Mr Stovold added: “Your plans could be stymied and it would be a shame to add a couple of years to your working life because the taxman is taking more.”

Reports suggested that Ministers could limit the relief to £125,000, so anyone with a pension worth less than £500,000 would not be impacted but those with bigger pots would pay more income tax.

In September, Carla Brown of St James’s Place said she was advising her clients to put as much as they could possibly afford into their pension in case the tax relief is slashed.

She said: “Higher earners who have not made use of the full quota over the past three years can carry forward any unused allowance to save more.

“[Governments] have considered slashing the higher 40 percent and 45 percent rates of pension tax relief before, but now more than ever could be the time for them to finally do it.”
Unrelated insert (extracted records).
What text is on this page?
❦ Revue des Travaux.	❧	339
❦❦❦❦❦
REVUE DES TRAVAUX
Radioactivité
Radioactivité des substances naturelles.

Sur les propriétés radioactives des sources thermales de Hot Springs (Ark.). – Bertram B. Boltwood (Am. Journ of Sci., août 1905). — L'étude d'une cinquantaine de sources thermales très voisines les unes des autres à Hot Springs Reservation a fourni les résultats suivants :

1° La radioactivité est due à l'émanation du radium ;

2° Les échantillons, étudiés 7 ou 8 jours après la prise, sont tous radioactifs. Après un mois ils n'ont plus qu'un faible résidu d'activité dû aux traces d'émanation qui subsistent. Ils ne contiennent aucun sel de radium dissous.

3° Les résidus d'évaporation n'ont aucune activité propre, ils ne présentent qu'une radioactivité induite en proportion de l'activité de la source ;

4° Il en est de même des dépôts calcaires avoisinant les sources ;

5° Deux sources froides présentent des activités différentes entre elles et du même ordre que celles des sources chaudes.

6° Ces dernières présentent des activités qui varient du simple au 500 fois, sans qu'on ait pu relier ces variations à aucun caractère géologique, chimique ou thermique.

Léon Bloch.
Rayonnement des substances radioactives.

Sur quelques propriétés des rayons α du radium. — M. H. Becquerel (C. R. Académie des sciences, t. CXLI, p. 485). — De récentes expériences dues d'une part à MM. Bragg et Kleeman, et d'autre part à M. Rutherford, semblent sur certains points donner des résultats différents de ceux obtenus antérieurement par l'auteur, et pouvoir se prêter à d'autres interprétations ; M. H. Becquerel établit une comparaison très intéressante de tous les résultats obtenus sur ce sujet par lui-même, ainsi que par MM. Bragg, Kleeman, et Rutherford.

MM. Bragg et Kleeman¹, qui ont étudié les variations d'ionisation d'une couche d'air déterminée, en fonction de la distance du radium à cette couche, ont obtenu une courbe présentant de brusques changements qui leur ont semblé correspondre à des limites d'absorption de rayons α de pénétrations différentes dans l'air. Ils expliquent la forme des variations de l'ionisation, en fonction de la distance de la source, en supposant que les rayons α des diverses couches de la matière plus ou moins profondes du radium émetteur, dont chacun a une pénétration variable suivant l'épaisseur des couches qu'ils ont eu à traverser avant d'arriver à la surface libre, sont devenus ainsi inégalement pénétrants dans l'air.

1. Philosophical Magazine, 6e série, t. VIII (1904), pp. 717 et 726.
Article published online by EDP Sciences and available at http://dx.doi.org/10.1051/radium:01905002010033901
The maximum amount that can be saved into a retirement pot tax-free each year is £40,000, with tax relief due at the same rate you pay income tax, although the limit tapers off for those earning more than £240,000.

Steven Cameron, pensions director at Aegon, also warned recently that savers may want to take action to avoid future bills.

READ MORE: Inheritance tax: ‘Hugely efficient’ way to save 90% on tax

The rumoured tax changes come as the UK economy starts to stabilise after months of lockdown.

The IHS Markit/CIPS flash composite Purchasing Managers’ Index, a survey of businesses, revealed data that suggested the economy was barely shrinking in the first half of February as companies adjusted to the latest restrictions.

Last year, the UK economy shrunk by 10 percent, the biggest slump in 300 years.